Am Sonntagnachmittag meldet die „Mission Lifeline“ erneut via Twitter, dass sie allem Anschein nach missverstanden wurde. Der neue Tweet lautet: „Gleich 4 (!) falsche Tatsachenbehauptungen jetzt bei @BILD über http://www.mission-lifeline.de ! Welche*r Medienrechtsanwält*in möchte übernehmen?“

Um welche vier falsche Tatsachenbehauptungen es sich dabei genau handelt, wird jedoch nicht weiter erläutert. Doch gegenüber „BILD“ wird „Lifeline“-Mitbegründer Axel Steier (44) deutlicher und will von den Vorwürfen nichts wissen.

Laut des 44-Jährigen habe es sich um „einen Aufruf für Spenden für die Seenotrettung“ gehandelt. Statt um Ehen „geht es um Liebe“. Doch das scheint eher ein Lippenbekenntnis zu sein.

In Deutschland steht das Eingehen einer Scheinehe übrigens zunächst nicht unter Strafe.
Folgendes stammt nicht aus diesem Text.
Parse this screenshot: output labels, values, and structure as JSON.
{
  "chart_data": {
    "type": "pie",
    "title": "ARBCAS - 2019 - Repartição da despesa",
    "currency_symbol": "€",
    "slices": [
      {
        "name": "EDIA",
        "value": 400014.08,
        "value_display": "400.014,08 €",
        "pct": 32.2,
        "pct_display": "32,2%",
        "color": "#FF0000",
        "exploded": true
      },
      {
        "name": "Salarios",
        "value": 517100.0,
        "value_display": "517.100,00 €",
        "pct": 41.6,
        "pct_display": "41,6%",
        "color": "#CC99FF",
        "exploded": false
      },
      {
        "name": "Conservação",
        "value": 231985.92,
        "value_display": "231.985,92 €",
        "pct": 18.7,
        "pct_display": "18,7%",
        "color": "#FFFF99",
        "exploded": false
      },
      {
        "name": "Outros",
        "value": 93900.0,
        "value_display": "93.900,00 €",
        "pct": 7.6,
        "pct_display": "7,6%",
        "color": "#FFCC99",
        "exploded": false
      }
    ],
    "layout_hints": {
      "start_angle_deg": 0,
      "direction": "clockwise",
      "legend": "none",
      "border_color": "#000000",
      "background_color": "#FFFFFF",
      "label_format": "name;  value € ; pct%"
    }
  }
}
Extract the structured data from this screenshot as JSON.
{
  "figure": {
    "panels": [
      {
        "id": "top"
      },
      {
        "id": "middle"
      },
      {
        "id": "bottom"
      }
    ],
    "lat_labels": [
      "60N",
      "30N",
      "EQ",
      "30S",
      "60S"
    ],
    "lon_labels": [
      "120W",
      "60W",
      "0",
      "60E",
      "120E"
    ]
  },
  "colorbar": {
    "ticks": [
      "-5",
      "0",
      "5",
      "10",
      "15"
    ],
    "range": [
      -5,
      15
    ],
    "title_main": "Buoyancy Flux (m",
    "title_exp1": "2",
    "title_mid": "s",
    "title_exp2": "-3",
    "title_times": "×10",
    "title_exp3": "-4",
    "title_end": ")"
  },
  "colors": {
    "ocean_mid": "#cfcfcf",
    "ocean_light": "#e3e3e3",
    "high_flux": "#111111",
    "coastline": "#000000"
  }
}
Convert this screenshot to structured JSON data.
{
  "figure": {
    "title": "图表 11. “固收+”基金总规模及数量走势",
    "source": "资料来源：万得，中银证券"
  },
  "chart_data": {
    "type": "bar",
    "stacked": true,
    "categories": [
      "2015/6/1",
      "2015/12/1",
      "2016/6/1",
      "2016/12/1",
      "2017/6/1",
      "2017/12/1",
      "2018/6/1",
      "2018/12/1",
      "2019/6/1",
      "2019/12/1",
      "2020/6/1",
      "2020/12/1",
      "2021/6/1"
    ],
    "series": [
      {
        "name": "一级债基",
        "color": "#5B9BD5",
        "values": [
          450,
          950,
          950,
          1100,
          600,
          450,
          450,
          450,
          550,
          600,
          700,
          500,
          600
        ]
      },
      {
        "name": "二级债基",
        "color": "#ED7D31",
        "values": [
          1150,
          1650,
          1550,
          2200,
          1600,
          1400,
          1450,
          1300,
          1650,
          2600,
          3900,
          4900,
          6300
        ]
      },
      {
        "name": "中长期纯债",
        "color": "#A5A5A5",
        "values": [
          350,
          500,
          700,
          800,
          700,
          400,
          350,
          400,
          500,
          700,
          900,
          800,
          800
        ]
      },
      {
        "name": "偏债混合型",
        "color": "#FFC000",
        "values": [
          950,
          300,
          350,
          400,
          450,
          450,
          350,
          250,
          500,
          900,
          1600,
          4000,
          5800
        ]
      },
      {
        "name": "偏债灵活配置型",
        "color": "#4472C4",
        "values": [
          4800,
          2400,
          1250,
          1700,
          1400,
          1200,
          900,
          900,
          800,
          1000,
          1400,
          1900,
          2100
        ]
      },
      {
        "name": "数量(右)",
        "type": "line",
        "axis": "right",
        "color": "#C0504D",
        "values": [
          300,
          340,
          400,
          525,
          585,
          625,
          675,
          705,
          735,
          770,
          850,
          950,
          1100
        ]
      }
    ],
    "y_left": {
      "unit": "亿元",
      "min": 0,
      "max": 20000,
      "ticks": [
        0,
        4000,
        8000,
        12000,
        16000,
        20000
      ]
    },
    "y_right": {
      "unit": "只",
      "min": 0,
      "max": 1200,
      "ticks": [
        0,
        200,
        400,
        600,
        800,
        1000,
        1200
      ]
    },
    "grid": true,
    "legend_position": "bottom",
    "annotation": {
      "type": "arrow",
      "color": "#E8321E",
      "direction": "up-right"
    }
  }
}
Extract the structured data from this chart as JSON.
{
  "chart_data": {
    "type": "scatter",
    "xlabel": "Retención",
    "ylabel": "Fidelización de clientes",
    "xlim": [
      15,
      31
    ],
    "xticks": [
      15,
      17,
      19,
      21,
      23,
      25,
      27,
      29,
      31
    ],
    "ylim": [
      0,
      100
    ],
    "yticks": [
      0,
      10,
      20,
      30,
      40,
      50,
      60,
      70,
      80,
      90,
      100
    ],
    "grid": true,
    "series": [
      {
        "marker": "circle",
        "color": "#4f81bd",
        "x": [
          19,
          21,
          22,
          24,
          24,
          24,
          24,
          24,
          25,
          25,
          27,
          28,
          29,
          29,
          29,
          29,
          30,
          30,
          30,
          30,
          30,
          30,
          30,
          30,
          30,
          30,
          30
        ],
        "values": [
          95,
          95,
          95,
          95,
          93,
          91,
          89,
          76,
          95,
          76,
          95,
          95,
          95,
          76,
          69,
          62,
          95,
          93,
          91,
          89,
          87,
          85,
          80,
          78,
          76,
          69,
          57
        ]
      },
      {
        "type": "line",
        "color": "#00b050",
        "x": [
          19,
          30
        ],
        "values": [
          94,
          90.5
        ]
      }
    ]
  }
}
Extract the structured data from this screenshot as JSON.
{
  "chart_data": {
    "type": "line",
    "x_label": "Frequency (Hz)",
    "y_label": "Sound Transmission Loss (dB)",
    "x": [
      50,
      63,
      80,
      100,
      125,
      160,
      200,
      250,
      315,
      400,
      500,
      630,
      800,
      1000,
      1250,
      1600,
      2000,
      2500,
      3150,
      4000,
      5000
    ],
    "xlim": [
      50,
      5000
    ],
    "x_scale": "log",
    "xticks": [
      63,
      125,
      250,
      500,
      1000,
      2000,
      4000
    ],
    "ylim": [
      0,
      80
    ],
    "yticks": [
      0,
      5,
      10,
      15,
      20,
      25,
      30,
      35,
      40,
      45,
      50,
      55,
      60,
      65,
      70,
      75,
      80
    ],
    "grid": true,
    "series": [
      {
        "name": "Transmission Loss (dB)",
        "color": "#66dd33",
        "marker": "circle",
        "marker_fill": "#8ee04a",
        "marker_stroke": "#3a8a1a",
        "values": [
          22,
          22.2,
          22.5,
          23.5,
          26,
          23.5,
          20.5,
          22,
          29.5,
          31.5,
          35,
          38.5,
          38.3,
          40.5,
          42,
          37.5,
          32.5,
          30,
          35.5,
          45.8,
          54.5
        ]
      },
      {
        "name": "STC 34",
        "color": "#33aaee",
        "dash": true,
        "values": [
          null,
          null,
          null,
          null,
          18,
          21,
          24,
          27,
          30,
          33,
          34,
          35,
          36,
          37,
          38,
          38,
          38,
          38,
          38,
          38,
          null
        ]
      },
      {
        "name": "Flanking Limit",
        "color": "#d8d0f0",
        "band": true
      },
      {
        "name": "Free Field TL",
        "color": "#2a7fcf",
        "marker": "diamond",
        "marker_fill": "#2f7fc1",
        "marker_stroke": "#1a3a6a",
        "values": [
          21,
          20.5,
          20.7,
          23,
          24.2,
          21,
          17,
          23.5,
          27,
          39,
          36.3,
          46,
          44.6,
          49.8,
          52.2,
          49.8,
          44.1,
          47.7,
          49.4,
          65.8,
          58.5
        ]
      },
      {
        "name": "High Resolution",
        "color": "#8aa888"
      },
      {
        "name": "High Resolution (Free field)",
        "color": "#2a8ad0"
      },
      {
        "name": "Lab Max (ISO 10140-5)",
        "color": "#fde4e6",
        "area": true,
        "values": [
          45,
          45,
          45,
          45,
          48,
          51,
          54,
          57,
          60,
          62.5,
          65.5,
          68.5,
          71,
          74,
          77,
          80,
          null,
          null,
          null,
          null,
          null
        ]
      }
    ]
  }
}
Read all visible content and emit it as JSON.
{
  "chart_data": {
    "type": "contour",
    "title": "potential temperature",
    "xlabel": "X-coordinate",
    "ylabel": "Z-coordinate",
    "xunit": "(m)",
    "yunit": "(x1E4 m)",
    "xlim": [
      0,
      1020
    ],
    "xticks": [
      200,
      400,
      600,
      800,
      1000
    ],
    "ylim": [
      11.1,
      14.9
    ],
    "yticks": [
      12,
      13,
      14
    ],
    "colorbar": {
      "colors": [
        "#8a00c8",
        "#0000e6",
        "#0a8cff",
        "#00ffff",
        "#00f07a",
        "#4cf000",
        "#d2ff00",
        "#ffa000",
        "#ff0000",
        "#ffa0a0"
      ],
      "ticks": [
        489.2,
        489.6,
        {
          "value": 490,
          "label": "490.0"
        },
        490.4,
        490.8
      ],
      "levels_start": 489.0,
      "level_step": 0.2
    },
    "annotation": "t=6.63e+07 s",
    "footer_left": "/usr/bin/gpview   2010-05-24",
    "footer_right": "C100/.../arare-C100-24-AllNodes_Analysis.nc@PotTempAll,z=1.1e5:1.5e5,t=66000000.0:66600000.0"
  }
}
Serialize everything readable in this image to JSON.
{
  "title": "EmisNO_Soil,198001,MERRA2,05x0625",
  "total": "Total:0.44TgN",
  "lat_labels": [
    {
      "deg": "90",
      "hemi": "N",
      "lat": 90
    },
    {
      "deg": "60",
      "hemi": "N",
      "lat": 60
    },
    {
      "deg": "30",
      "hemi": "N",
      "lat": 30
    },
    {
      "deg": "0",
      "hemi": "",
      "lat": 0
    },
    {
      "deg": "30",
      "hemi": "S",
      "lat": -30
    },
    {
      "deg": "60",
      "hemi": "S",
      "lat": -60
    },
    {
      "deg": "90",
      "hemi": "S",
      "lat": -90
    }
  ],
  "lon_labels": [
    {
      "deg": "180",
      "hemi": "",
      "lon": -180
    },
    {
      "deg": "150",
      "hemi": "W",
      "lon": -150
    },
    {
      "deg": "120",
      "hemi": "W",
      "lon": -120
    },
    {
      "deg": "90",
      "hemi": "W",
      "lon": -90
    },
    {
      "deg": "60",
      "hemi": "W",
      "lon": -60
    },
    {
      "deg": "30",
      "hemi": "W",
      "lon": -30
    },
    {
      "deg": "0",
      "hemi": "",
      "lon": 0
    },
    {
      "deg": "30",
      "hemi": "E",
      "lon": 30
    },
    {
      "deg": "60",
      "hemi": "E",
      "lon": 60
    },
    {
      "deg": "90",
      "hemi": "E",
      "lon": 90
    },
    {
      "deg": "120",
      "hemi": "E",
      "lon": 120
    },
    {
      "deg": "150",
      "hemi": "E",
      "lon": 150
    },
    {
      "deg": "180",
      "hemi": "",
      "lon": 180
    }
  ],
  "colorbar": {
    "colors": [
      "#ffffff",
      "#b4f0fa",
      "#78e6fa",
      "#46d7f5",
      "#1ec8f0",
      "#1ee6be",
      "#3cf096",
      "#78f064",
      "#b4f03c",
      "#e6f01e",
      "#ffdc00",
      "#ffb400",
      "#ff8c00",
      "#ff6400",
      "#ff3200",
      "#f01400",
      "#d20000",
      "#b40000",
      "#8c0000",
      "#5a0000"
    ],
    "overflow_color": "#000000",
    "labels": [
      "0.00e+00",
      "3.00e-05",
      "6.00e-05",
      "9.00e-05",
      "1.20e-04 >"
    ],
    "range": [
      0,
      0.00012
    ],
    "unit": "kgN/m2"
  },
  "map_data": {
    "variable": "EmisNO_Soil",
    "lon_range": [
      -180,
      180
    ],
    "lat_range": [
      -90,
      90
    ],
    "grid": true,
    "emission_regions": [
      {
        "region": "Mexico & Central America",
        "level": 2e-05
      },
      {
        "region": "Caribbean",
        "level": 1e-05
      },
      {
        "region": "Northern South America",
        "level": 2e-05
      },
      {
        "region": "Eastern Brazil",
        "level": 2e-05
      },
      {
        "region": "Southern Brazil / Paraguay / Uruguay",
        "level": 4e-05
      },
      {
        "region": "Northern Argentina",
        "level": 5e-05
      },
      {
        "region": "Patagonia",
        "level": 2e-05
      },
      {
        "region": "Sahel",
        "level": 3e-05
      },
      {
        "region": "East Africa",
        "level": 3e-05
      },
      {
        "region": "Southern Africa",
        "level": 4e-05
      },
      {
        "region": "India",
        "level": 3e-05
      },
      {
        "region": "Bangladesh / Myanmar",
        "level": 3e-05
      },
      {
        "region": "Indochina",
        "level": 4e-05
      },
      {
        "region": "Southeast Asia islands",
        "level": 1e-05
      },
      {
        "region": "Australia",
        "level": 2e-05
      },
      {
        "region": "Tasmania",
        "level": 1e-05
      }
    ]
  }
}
Das ändert sich jedoch, wenn wegen der Ehe ein Aufenthaltstitel beantragt wird und dadurch über den Bestand einer ehelichen Lebensgemeinschaft getäuscht wird.

Dann kann eine Strafbarkeit gem. § 95 Abs. 2 Nr. 2 AufenthG in Frage kommen. Auch der deutsche Ehegatte/Ehegattin macht sich in diesem Fall strafbar.

Ob ein Flüchtling durch das Auflösen einer Scheinehe letzten Endes ausgewiesen wird, ist allerdings fraglich. Denn tatsächlich wird eine Ausweisung in der Regel nur verfügt, wenn ohne die Scheinehe kein anderweitiges Aufenthaltsrecht bestünde.